Dati va devoir attendre…
Grande nouvelle pour tous ceux qui croyaient encore que la justice française était un truc un peu sérieux : Rachida Dati, ancienne garde des Sceaux, ancienne ministre de la Culture, actuelle maire du 7ᵉ arrondissement et bientôt prévenue pour corruption et trafic d’influence, a demandé à réintégrer la magistrature. Pourtant, le Conseil supérieur de la magistrature (CSM), toujours prompt à l’humour, a décidé d’examiner son dossier… après son procès.
Oui, vous avez bien lu. On ne va pas juger de l’adéquation du profil avant de savoir si la candidate est éventuellement condamnée pour des faits de corruption. On préfère attendre. Histoire de garder un peu de suspense. Comme dans une série Netflix : « Saison 1 : le procès. Saison 2 : est-ce qu’on la remet dans le corps judiciaire ? Spoiler : on verra bien. »
Rappel des faits pour ceux qui ont raté les épisodes précédents. Rachida Dati n’a plus exercé la moindre fonction de juge ou de procureur depuis le début des années 2000 (parquet d’Évry, pour ceux qui collectionnent les souvenirs). Vingt-six ans d’absence. Pendant ce temps, elle a fait un peu de politique, un peu d’avocate, un peu de Parlement européen, et un peu de convention de rémunération forfaitaire avec une filiale de Renault qui lui a rapporté 900 000 euros. Travail d’avocate « tout à fait légal », assure-t-elle. Les juges, eux, diront ce qu’ils en pensent à partir du 16 septembre.
Et voilà que, à quelques jours de se retrouver du mauvais côté du prétoire, elle demande à réintégrer.
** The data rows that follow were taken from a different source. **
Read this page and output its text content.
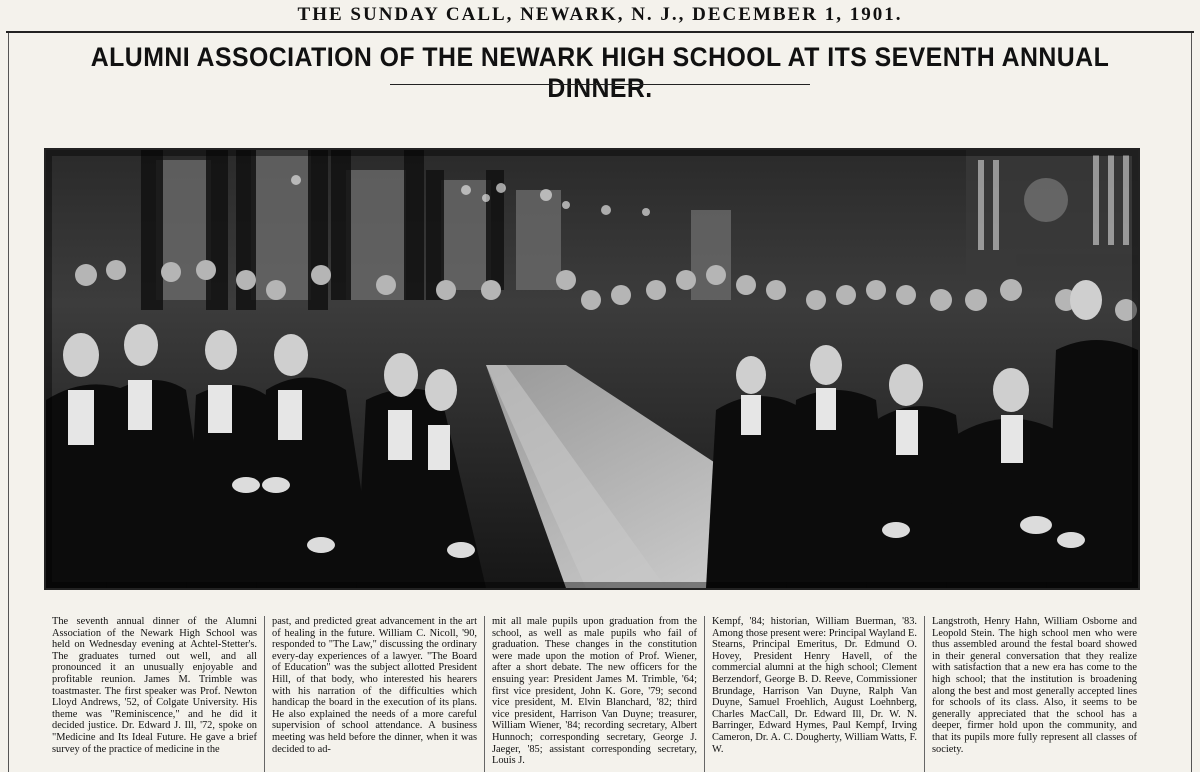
THE SUNDAY CALL, NEWARK, N. J., DECEMBER 1, 1901.
ALUMNI ASSOCIATION OF THE NEWARK HIGH SCHOOL AT ITS SEVENTH ANNUAL DINNER.
The seventh annual dinner of the Alumni Association of the Newark High School was held on Wednesday evening at Achtel-Stetter's. The graduates turned out well, and all pronounced it an unusually enjoyable and profitable reunion. James M. Trimble was toastmaster. The first speaker was Prof. Newton Lloyd Andrews, '52, of Colgate University. His theme was "Reminiscence," and he did it decided justice. Dr. Edward J. Ill, '72, spoke on "Medicine and Its Ideal Future. He gave a brief survey of the practice of medicine in the
past, and predicted great advancement in the art of healing in the future. William C. Nicoll, '90, responded to "The Law," discussing the ordinary every-day experiences of a lawyer. "The Board of Education" was the subject allotted President Hill, of that body, who interested his hearers with his narration of the difficulties which handicap the board in the execution of its plans. He also explained the needs of a more careful supervision of school attendance. A business meeting was held before the dinner, when it was decided to ad-
mit all male pupils upon graduation from the school, as well as male pupils who fail of graduation. These changes in the constitution were made upon the motion of Prof. Wiener, after a short debate. The new officers for the ensuing year: President James M. Trimble, '64; first vice president, John K. Gore, '79; second vice president, M. Elvin Blanchard, '82; third vice president, Harrison Van Duyne; treasurer, William Wiener, '84; recording secretary, Albert Hunnoch; corresponding secretary, George J. Jaeger, '85; assistant corresponding secretary, Louis J.
Kempf, '84; historian, William Buerman, '83. Among those present were: Principal Wayland E. Stearns, Principal Emeritus, Dr. Edmund O. Hovey, President Henry Havell, of the commercial alumni at the high school; Clement Berzendorf, George B. D. Reeve, Commissioner Brundage, Harrison Van Duyne, Ralph Van Duyne, Samuel Froehlich, August Loehnberg, Charles MacCall, Dr. Edward Ill, Dr. W. N. Barringer, Edward Hymes, Paul Kempf, Irving Cameron, Dr. A. C. Dougherty, William Watts, F. W.
Langstroth, Henry Hahn, William Osborne and Leopold Stein. The high school men who were thus assembled around the festal board showed in their general conversation that they realize with satisfaction that a new era has come to the high school; that the institution is broadening along the best and most generally accepted lines for schools of its class. Also, it seems to be generally appreciated that the school has a deeper, firmer hold upon the community, and that its pupils more fully represent all classes of society.
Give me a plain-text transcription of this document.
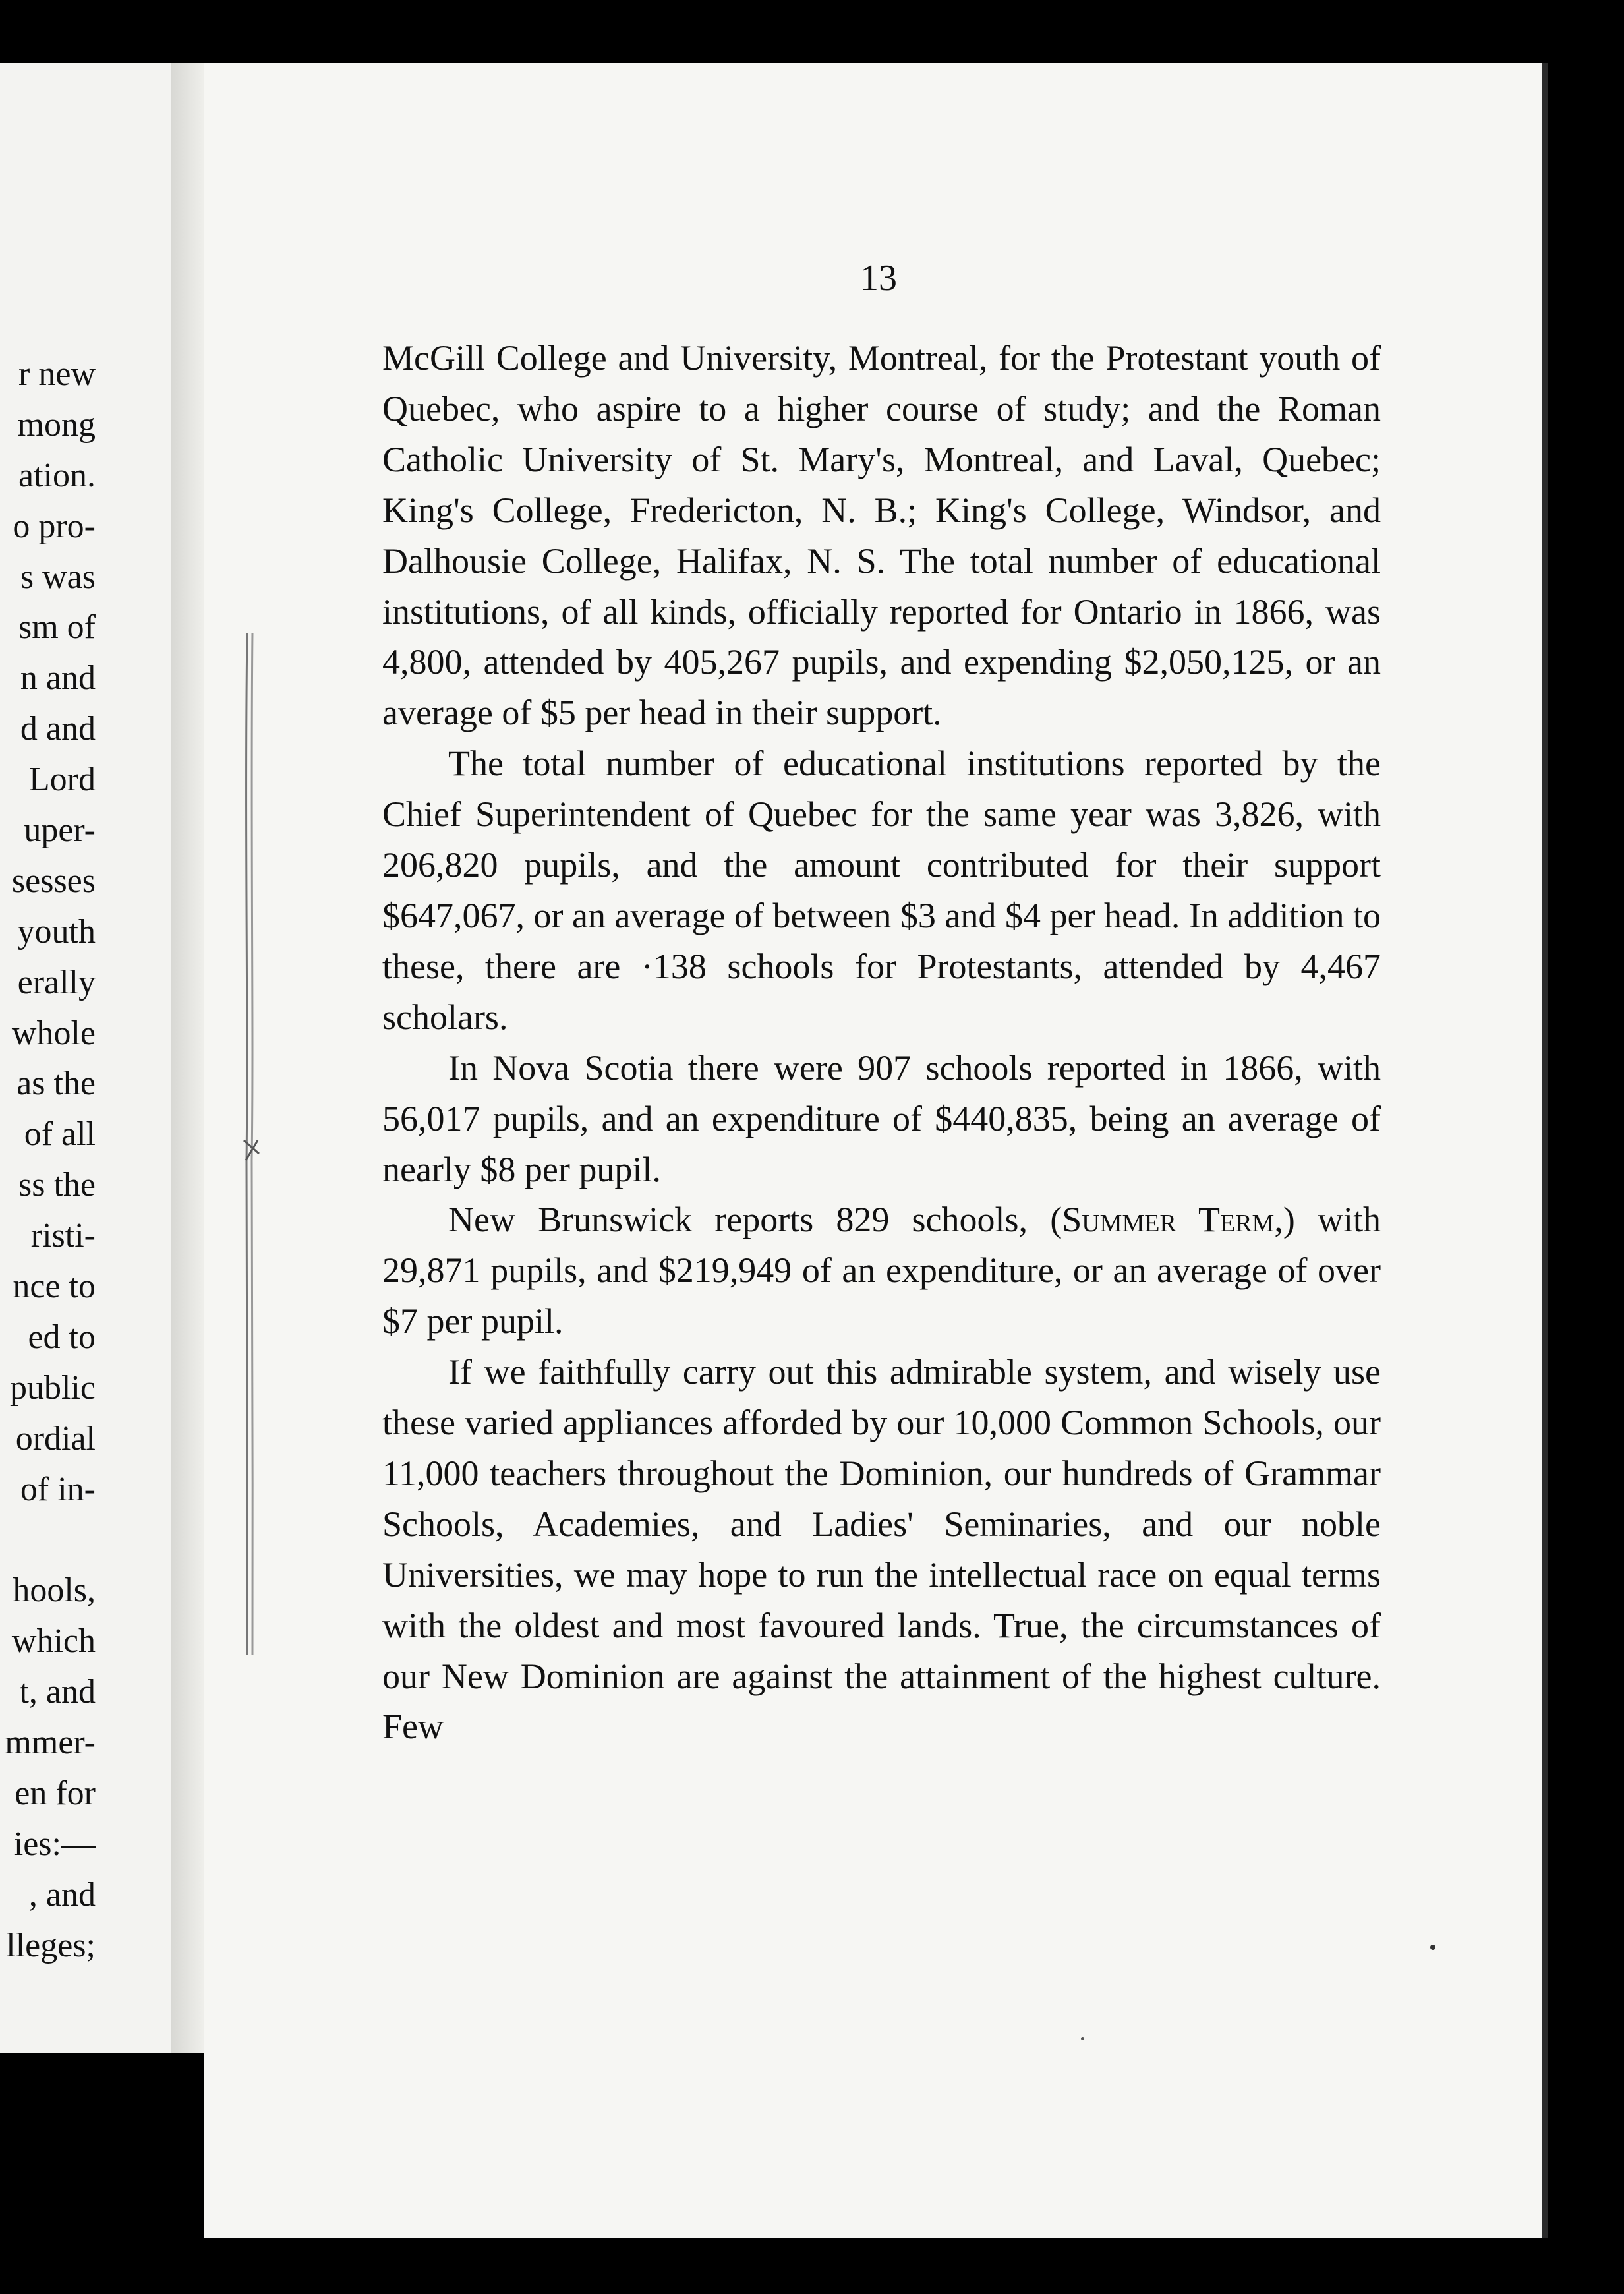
r new
mong
ation.
o pro-
s was
sm of
n and
d and
Lord
uper-
sesses
youth
erally
whole
as the
of all
ss the
risti-
nce to
ed to
public
ordial
of in-
hools,
which
t, and
mmer-
en for
ies:—
, and
lleges;
13

McGill College and University, Montreal, for the Protestant youth of Quebec, who aspire to a higher course of study; and the Roman Catholic University of St. Mary's, Montreal, and Laval, Quebec; King's College, Fredericton, N. B.; King's College, Windsor, and Dalhousie College, Halifax, N. S. The total number of educational institutions, of all kinds, officially reported for Ontario in 1866, was 4,800, attended by 405,267 pupils, and expending $2,050,125, or an average of $5 per head in their support.

The total number of educational institutions reported by the Chief Superintendent of Quebec for the same year was 3,826, with 206,820 pupils, and the amount contributed for their support $647,067, or an average of between $3 and $4 per head. In addition to these, there are ·138 schools for Protestants, attended by 4,467 scholars.

In Nova Scotia there were 907 schools reported in 1866, with 56,017 pupils, and an expenditure of $440,835, being an average of nearly $8 per pupil.

New Brunswick reports 829 schools, (Summer Term,) with 29,871 pupils, and $219,949 of an expenditure, or an average of over $7 per pupil.

If we faithfully carry out this admirable system, and wisely use these varied appliances afforded by our 10,000 Common Schools, our 11,000 teachers throughout the Dominion, our hundreds of Grammar Schools, Academies, and Ladies' Seminaries, and our noble Universities, we may hope to run the intellectual race on equal terms with the oldest and most favoured lands. True, the circumstances of our New Dominion are against the attainment of the highest culture. Few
Le ministère de la Justice, toujours aussi subtil, lui propose un poste de premier substitut en administration centrale, chargée de mission à la Délégation des affaires européennes et internationales. Pas en juridiction, rassurez-vous. On ne va pas la mettre à juger des voleurs de scooters pendant qu’elle est elle-même jugée. Non. On la mettra à s’occuper de l’Europe. Parce que rien ne dit mieux « impartialité » qu’une ancienne eurodéputée qui se retrouve à nouveau dans les affaires européennes… après avoir été poursuivie pour son travail d’influence auprès des institutions européennes.
Le CSM, quant à lui, a choisi la prudence. « Pas avant fin septembre, début octobre. » Traduction : on regarde d’abord si le tribunal correctionnel de Paris la condamne, et après on se demande si son profil est adapté. Génial. Imaginez le même raisonnement pour un chirurgien : « On le laisse opérer, et on verra bien si le patient survit avant de décider s’il est compétent. »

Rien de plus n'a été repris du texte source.